Step by step solution

01

Understand the context of the problem and identify the type of test

In this problem, we are given an observed z-score of \(-1.81\) and are told it is for a left-tailed test. This means we need to find the probability of getting a test statistic less than or equal to \(-1.81\) under the standard normal distribution.
02

Find the cumulative probability corresponding to the z-score

To find the cumulative probability (p-value) for the z-score, we can use the standard normal distribution table or a calculator. Using either method, we find the cumulative probability for a z-score of \(-1.81\) to be approximately \(0.0351\). So, the p-value for this left-tailed test is \(0.0351\).
03

Determine the significance of the observed z-score

To determine the significance of the result, we need to compare the p-value (\(0.0351\)) with the chosen significance level \(\alpha\).
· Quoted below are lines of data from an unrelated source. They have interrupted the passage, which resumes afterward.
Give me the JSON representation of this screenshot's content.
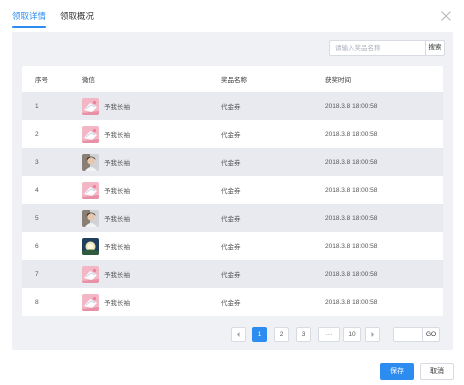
{
  "tabs": [
    {
      "label": "领取详情",
      "active": true
    },
    {
      "label": "领取概况",
      "active": false
    }
  ],
  "search": {
    "placeholder": "请输入奖品名称",
    "button_label": "搜索"
  },
  "table": {
    "headers": [
      "序号",
      "微信",
      "奖品名称",
      "获奖时间"
    ],
    "rows": [
      {
        "index": "1",
        "wechat": "予我长袖",
        "avatar": "cat-icon",
        "prize": "代金券",
        "time": "2018.3.8 18:00:58"
      },
      {
        "index": "2",
        "wechat": "予我长袖",
        "avatar": "cat-icon",
        "prize": "代金券",
        "time": "2018.3.8 18:00:58"
      },
      {
        "index": "3",
        "wechat": "予我长袖",
        "avatar": "portrait-icon",
        "prize": "代金券",
        "time": "2018.3.8 18:00:58"
      },
      {
        "index": "4",
        "wechat": "予我长袖",
        "avatar": "cat-icon",
        "prize": "代金券",
        "time": "2018.3.8 18:00:58"
      },
      {
        "index": "5",
        "wechat": "予我长袖",
        "avatar": "portrait-icon",
        "prize": "代金券",
        "time": "2018.3.8 18:00:58"
      },
      {
        "index": "6",
        "wechat": "予我长袖",
        "avatar": "landscape-icon",
        "prize": "代金券",
        "time": "2018.3.8 18:00:58"
      },
      {
        "index": "7",
        "wechat": "予我长袖",
        "avatar": "cat-icon",
        "prize": "代金券",
        "time": "2018.3.8 18:00:58"
      },
      {
        "index": "8",
        "wechat": "予我长袖",
        "avatar": "cat-icon",
        "prize": "代金券",
        "time": "2018.3.8 18:00:58"
      }
    ]
  },
  "pagination": {
    "prev_icon": "chevron-left-icon",
    "next_icon": "chevron-right-icon",
    "pages": [
      "1",
      "2",
      "3"
    ],
    "ellipsis": "···",
    "last_page": "10",
    "current": "1",
    "go_label": "GO"
  },
  "footer": {
    "save_label": "保存",
    "cancel_label": "取消"
  },
  "colors": {
    "accent": "#2d8cf0",
    "panel_bg": "#f0f1f5",
    "row_stripe": "#e9eaf0"
  }
}
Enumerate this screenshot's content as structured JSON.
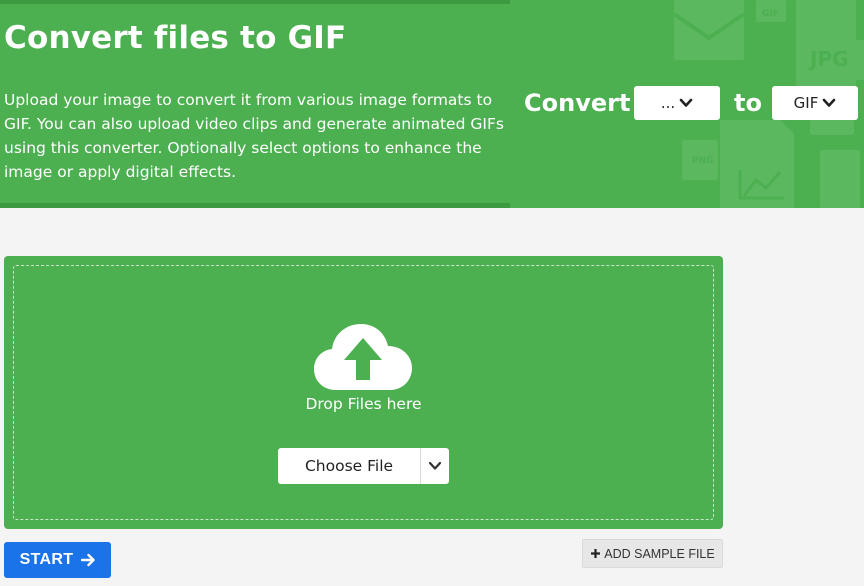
{
  "hero": {
    "title": "Convert files to GIF",
    "description": "Upload your image to convert it from various image formats to GIF. You can also upload video clips and generate animated GIFs using this converter. Optionally select options to enhance the image or apply digital effects.",
    "convert_label": "Convert",
    "to_label": "to",
    "from_format": "...",
    "to_format": "GIF",
    "deco_labels": [
      "JPG",
      "PNG",
      "GIF"
    ]
  },
  "upload": {
    "drop_text": "Drop Files here",
    "choose_label": "Choose File"
  },
  "actions": {
    "start_label": "START",
    "sample_label": "ADD SAMPLE FILE"
  },
  "colors": {
    "brand_green": "#4caf50",
    "dark_green": "#3d9a41",
    "start_blue": "#1a73e8",
    "page_bg": "#f4f4f4"
  }
}
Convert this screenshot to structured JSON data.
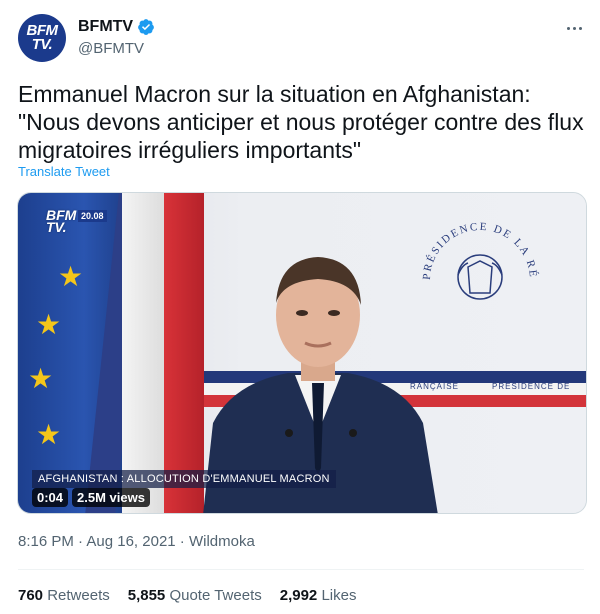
{
  "account": {
    "avatar_line1": "BFM",
    "avatar_line2": "TV.",
    "display_name": "BFMTV",
    "handle": "@BFMTV"
  },
  "tweet": {
    "text": "Emmanuel Macron sur la situation en Afghanistan:\n\"Nous devons anticiper et nous protéger contre des flux migratoires irréguliers importants\"",
    "translate_label": "Translate Tweet"
  },
  "media": {
    "channel_logo_line1": "BFM",
    "channel_logo_line2": "TV.",
    "time_badge": "20.08",
    "seal_text": "PRÉSIDENCE DE LA RÉPUBLIQUE",
    "band_text_left": "RANÇAISE",
    "band_text_right": "PRÉSIDENCE DE",
    "caption": "AFGHANISTAN : ALLOCUTION D'EMMANUEL MACRON",
    "duration": "0:04",
    "views": "2.5M views"
  },
  "meta": {
    "time": "8:16 PM",
    "separator1": " · ",
    "date": "Aug 16, 2021",
    "separator2": " · ",
    "source": "Wildmoka"
  },
  "stats": {
    "retweets_count": "760",
    "retweets_label": "Retweets",
    "quotes_count": "5,855",
    "quotes_label": "Quote Tweets",
    "likes_count": "2,992",
    "likes_label": "Likes"
  },
  "colors": {
    "accent": "#1d9bf0",
    "avatar_bg": "#1b3a8c"
  }
}
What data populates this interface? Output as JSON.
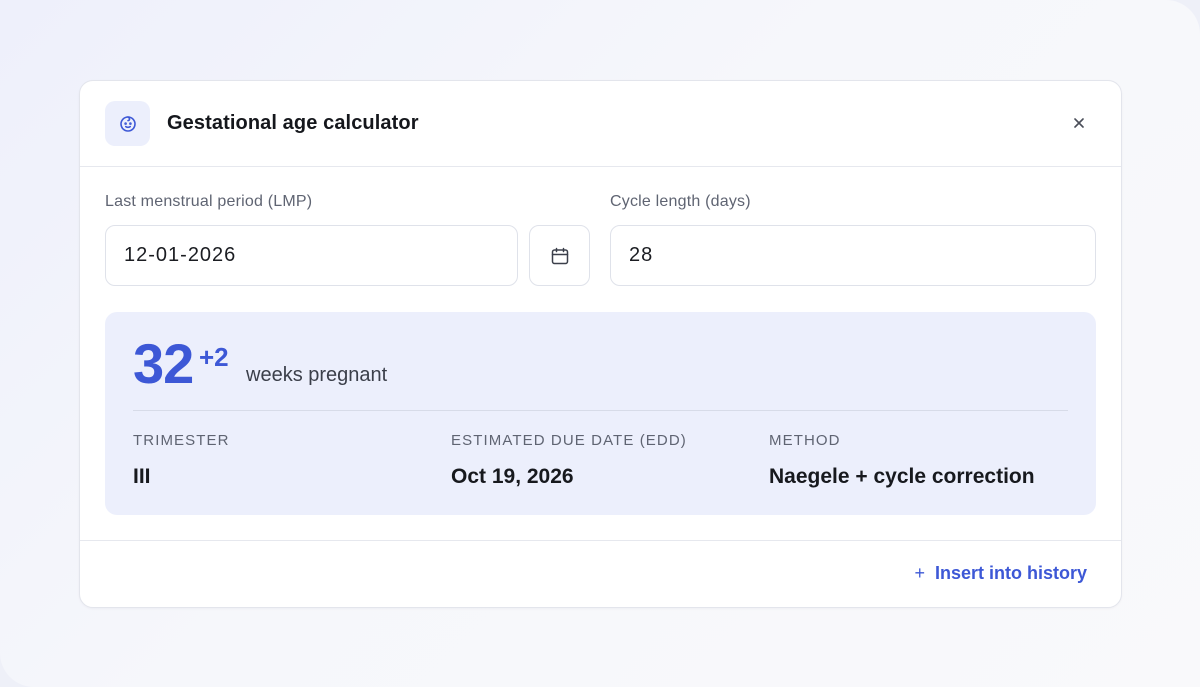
{
  "dialog": {
    "title": "Gestational age calculator",
    "icon": "baby-face-icon",
    "close_icon": "close-icon"
  },
  "form": {
    "lmp_label": "Last menstrual period (LMP)",
    "lmp_value": "12-01-2026",
    "calendar_icon": "calendar-icon",
    "cycle_label": "Cycle length (days)",
    "cycle_value": "28"
  },
  "result": {
    "weeks": "32",
    "days": "+2",
    "weeks_label": "weeks pregnant",
    "stats": [
      {
        "label": "TRIMESTER",
        "value": "III"
      },
      {
        "label": "ESTIMATED DUE DATE (EDD)",
        "value": "Oct 19, 2026"
      },
      {
        "label": "METHOD",
        "value": "Naegele + cycle correction"
      }
    ]
  },
  "footer": {
    "insert_plus": "+",
    "insert_label": "Insert into history"
  },
  "colors": {
    "accent": "#3d58d6",
    "result_bg": "#eceffc"
  }
}
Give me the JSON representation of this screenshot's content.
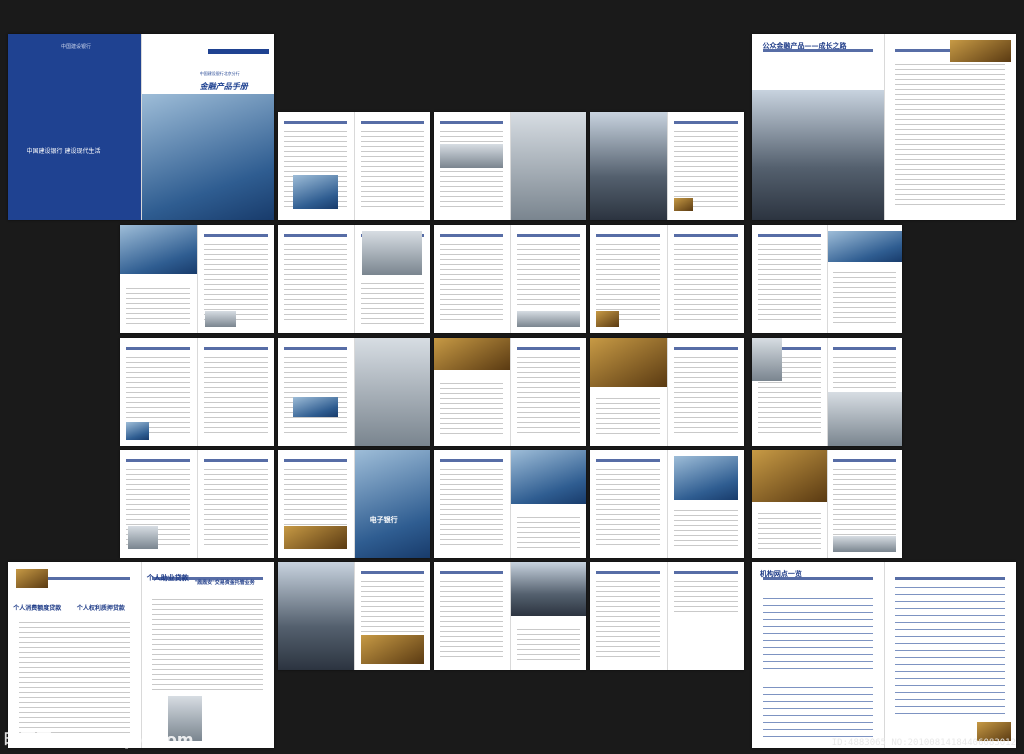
{
  "brochure": {
    "cover_slogan": "中国建设银行  建设现代生活",
    "cover_logo": "中国建设银行",
    "cover_subtitle": "中国建设银行北京分行",
    "cover_title": "金融产品手册",
    "growth_title": "公众金融产品——成长之路",
    "consumer_loan": "个人消费额度贷款",
    "pledge_loan": "个人权利质押贷款",
    "study_loan": "个人助业贷款",
    "safe_deposit": "\"鼎鼎安\"交易资金托管业务",
    "ebank": "电子银行",
    "network_title": "机构网点一览"
  },
  "watermark": {
    "site": "昵图网 www.nipic.com",
    "id": "ID:4883065 NO:20100814184406083012"
  },
  "colors": {
    "accent": "#1f4291",
    "background": "#1a1a1a"
  }
}
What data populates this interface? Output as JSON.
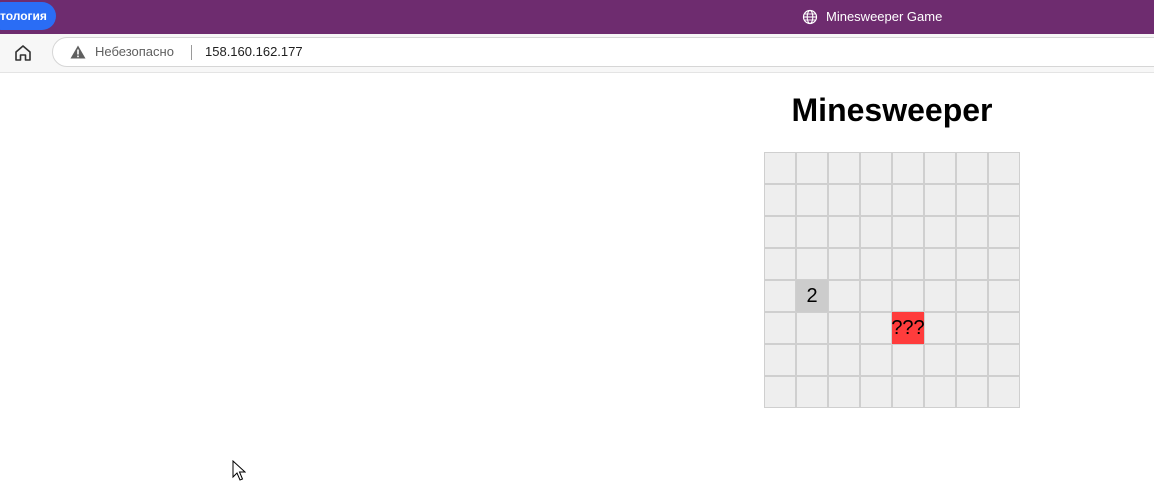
{
  "browser": {
    "tab_label": "тология",
    "window_title": "Minesweeper Game",
    "title_icon": "globe-icon",
    "home_icon": "home-icon",
    "security_icon": "warning-icon",
    "security_label": "Небезопасно",
    "url": "158.160.162.177",
    "colors": {
      "titlebar": "#6e2c6f",
      "tab_pill": "#2a6df5"
    }
  },
  "game": {
    "title": "Minesweeper",
    "rows": 8,
    "cols": 8,
    "cells": [
      [
        "",
        "",
        "",
        "",
        "",
        "",
        "",
        ""
      ],
      [
        "",
        "",
        "",
        "",
        "",
        "",
        "",
        ""
      ],
      [
        "",
        "",
        "",
        "",
        "",
        "",
        "",
        ""
      ],
      [
        "",
        "",
        "",
        "",
        "",
        "",
        "",
        ""
      ],
      [
        "",
        "2",
        "",
        "",
        "",
        "",
        "",
        ""
      ],
      [
        "",
        "",
        "",
        "",
        "???",
        "",
        "",
        ""
      ],
      [
        "",
        "",
        "",
        "",
        "",
        "",
        "",
        ""
      ],
      [
        "",
        "",
        "",
        "",
        "",
        "",
        "",
        ""
      ]
    ],
    "cell_states": [
      [
        "hidden",
        "hidden",
        "hidden",
        "hidden",
        "hidden",
        "hidden",
        "hidden",
        "hidden"
      ],
      [
        "hidden",
        "hidden",
        "hidden",
        "hidden",
        "hidden",
        "hidden",
        "hidden",
        "hidden"
      ],
      [
        "hidden",
        "hidden",
        "hidden",
        "hidden",
        "hidden",
        "hidden",
        "hidden",
        "hidden"
      ],
      [
        "hidden",
        "hidden",
        "hidden",
        "hidden",
        "hidden",
        "hidden",
        "hidden",
        "hidden"
      ],
      [
        "hidden",
        "revealed",
        "hidden",
        "hidden",
        "hidden",
        "hidden",
        "hidden",
        "hidden"
      ],
      [
        "hidden",
        "hidden",
        "hidden",
        "hidden",
        "mine",
        "hidden",
        "hidden",
        "hidden"
      ],
      [
        "hidden",
        "hidden",
        "hidden",
        "hidden",
        "hidden",
        "hidden",
        "hidden",
        "hidden"
      ],
      [
        "hidden",
        "hidden",
        "hidden",
        "hidden",
        "hidden",
        "hidden",
        "hidden",
        "hidden"
      ]
    ],
    "colors": {
      "hidden": "#eeeeee",
      "revealed": "#cccccc",
      "mine": "#ff3c3c"
    }
  },
  "cursor_icon": "mouse-pointer-icon"
}
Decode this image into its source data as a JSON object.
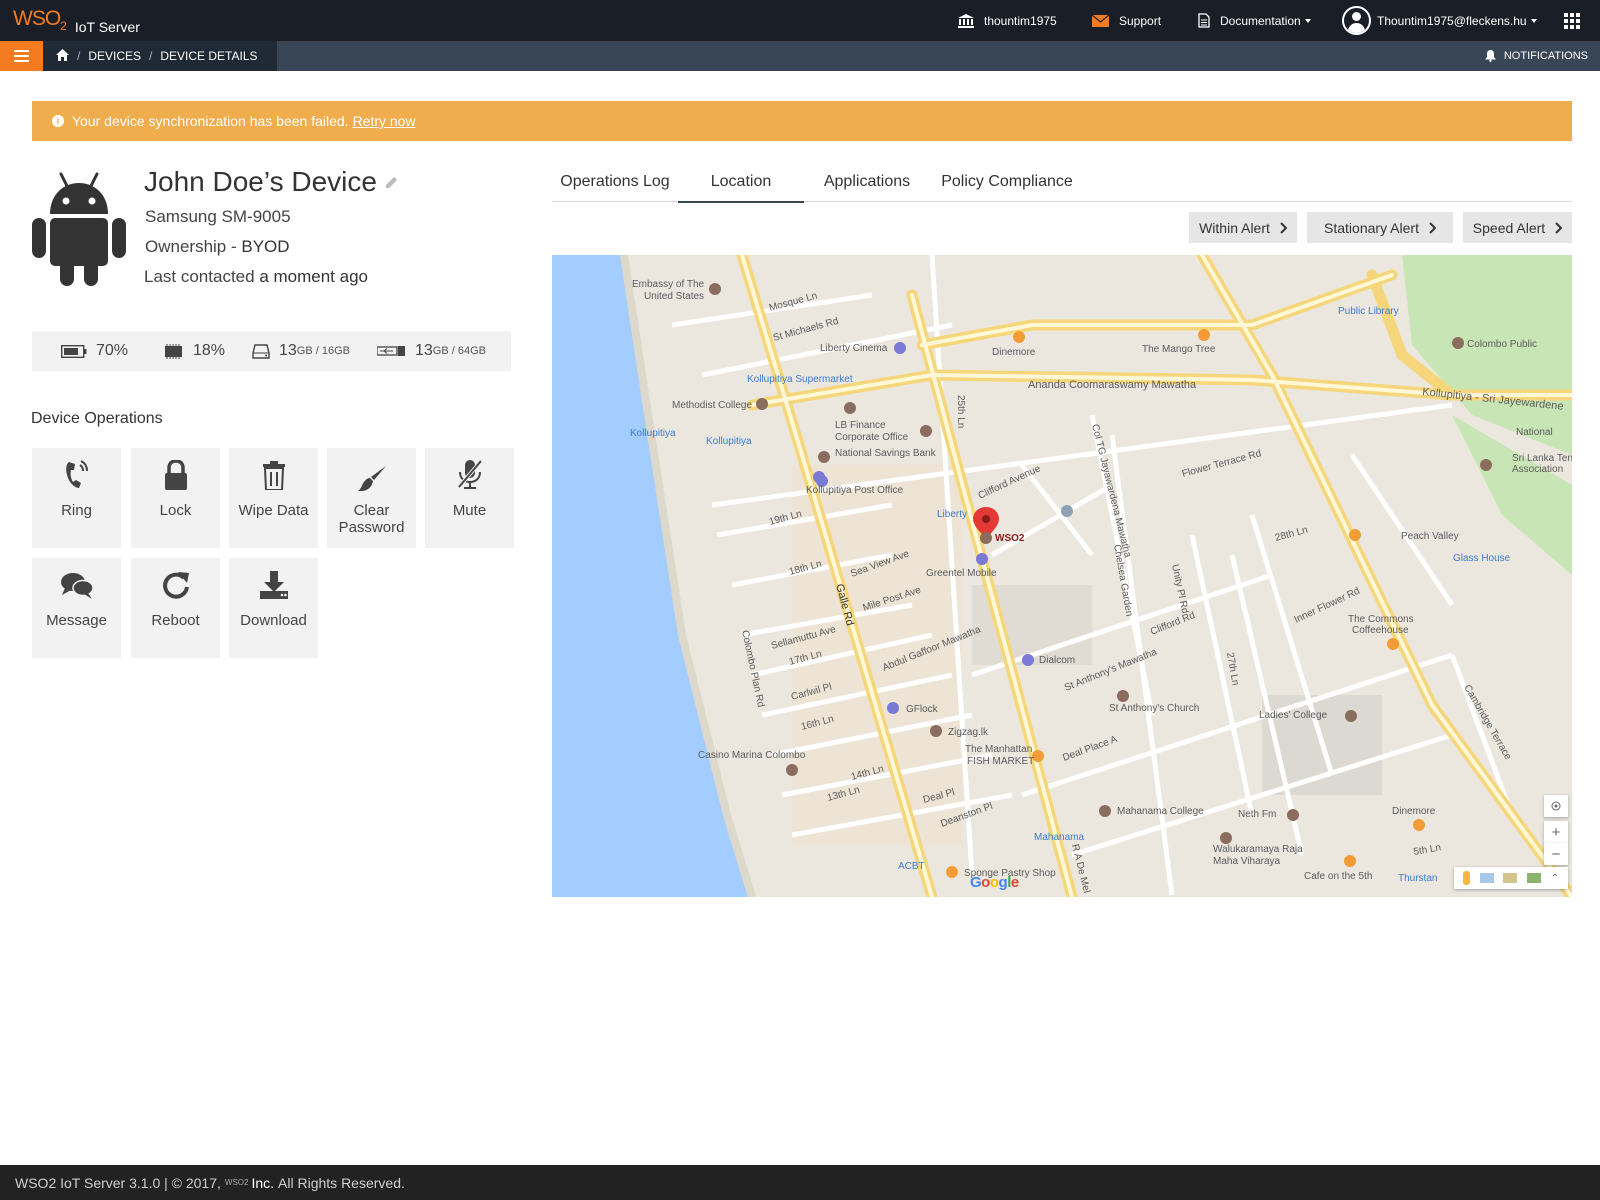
{
  "header": {
    "brand_logo": "WSO",
    "brand_logo_sub": "2",
    "brand_name": "IoT Server",
    "tenant": "thountim1975",
    "support": "Support",
    "documentation": "Documentation",
    "user": "Thountim1975@fleckens.hu"
  },
  "breadcrumb": {
    "devices": "DEVICES",
    "device_details": "DEVICE DETAILS",
    "separator": "/",
    "notifications": "NOTIFICATIONS"
  },
  "alert": {
    "message": "Your device synchronization has been failed.",
    "action": "Retry now"
  },
  "device": {
    "name": "John Doe’s Device",
    "model": "Samsung SM-9005",
    "ownership_label": "Ownership - ",
    "ownership_value": "BYOD",
    "contact_label": "Last contacted ",
    "contact_value": "a moment ago"
  },
  "stats": {
    "battery": "70%",
    "cpu": "18%",
    "storage_used": "13",
    "storage_total": "GB / 16GB",
    "external_used": "13",
    "external_total": "GB / 64GB"
  },
  "operations": {
    "title": "Device Operations",
    "items": [
      {
        "label": "Ring",
        "icon": "ring-icon"
      },
      {
        "label": "Lock",
        "icon": "lock-icon"
      },
      {
        "label": "Wipe Data",
        "icon": "trash-icon"
      },
      {
        "label": "Clear Password",
        "icon": "brush-icon"
      },
      {
        "label": "Mute",
        "icon": "mic-off-icon"
      },
      {
        "label": "Message",
        "icon": "chat-icon"
      },
      {
        "label": "Reboot",
        "icon": "refresh-icon"
      },
      {
        "label": "Download",
        "icon": "download-icon"
      }
    ]
  },
  "tabs": {
    "items": [
      "Operations Log",
      "Location",
      "Applications",
      "Policy Compliance"
    ],
    "active": "Location"
  },
  "geo_alerts": {
    "within": "Within Alert",
    "stationary": "Stationary Alert",
    "speed": "Speed Alert"
  },
  "map": {
    "marker_label": "WSO2",
    "labels": [
      "Embassy of The",
      "United States",
      "Mosque Ln",
      "St Michaels Rd",
      "Liberty Cinema",
      "Dinemore",
      "The Mango Tree",
      "Public Library",
      "Colombo Public",
      "Kollupitiya Supermarket",
      "Ananda Coomaraswamy Mawatha",
      "Kollupitiya - Sri Jayewardene",
      "Methodist College",
      "LB Finance",
      "Corporate Office",
      "National Savings Bank",
      "Kollupitiya",
      "Kollupitiya Post Office",
      "Liberty",
      "Clifford Avenue",
      "Flower Terrace Rd",
      "National",
      "Sri Lanka Tennis",
      "Association",
      "19th Ln",
      "Greentel Mobile",
      "28th Ln",
      "Peach Valley",
      "Glass House",
      "Galle Rd",
      "18th Ln",
      "Sea View Ave",
      "Mile Post Ave",
      "Sellamuttu Ave",
      "Chelsea Garden",
      "Inner Flower Rd",
      "The Commons",
      "Coffeehouse",
      "Abdul Gaffoor Mawatha",
      "17th Ln",
      "Dialcom",
      "Carlwil Pl",
      "St Anthony's Mawatha",
      "GFlock",
      "St Anthony's Church",
      "Ladies' College",
      "16th Ln",
      "Zigzag.lk",
      "Casino Marina Colombo",
      "The Manhattan",
      "FISH MARKET",
      "Deal Place A",
      "14th Ln",
      "13th Ln",
      "Deal Pl",
      "Mahanama College",
      "Neth Fm",
      "Dinemore",
      "Deanston Pl",
      "Mahanama",
      "Walukaramaya Raja",
      "Maha Viharaya",
      "ACBT",
      "Sponge Pastry Shop",
      "Cafe on the 5th",
      "Thurstan",
      "Colombo Plan Rd",
      "Cambridge Terrace",
      "25th Ln",
      "27th Ln",
      "Unity Pl Rd",
      "Col TG Jayawardena Mawatha",
      "R A De Mel",
      "5th Ln",
      "Clifford Rd"
    ],
    "google": "Google"
  },
  "footer": {
    "text": "WSO2 IoT Server 3.1.0 | © 2017,",
    "logo": "WSO2",
    "inc": "Inc.",
    "rights": "All Rights Reserved."
  }
}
A common significance level is \(0.05\); however, the problem does not explicitly specify it. Therefore, you can either: 1. Choose a significance level that suits your application (for example, in medical research, a more stringent level, such as \(0.01\), might be used), or 2. Report the p-value and let the reader make the decision based on their own significance level. If we compare the p-value with an example significance level of \(0.05\), we can conclude: Since the p-value (\(0.0351\)) is less than the significance level (\(0.05\)), we can reject the null hypothesis at this significance level. This means there is significant evidence supporting the alternative hypothesis when using a significance level of \(0.05\).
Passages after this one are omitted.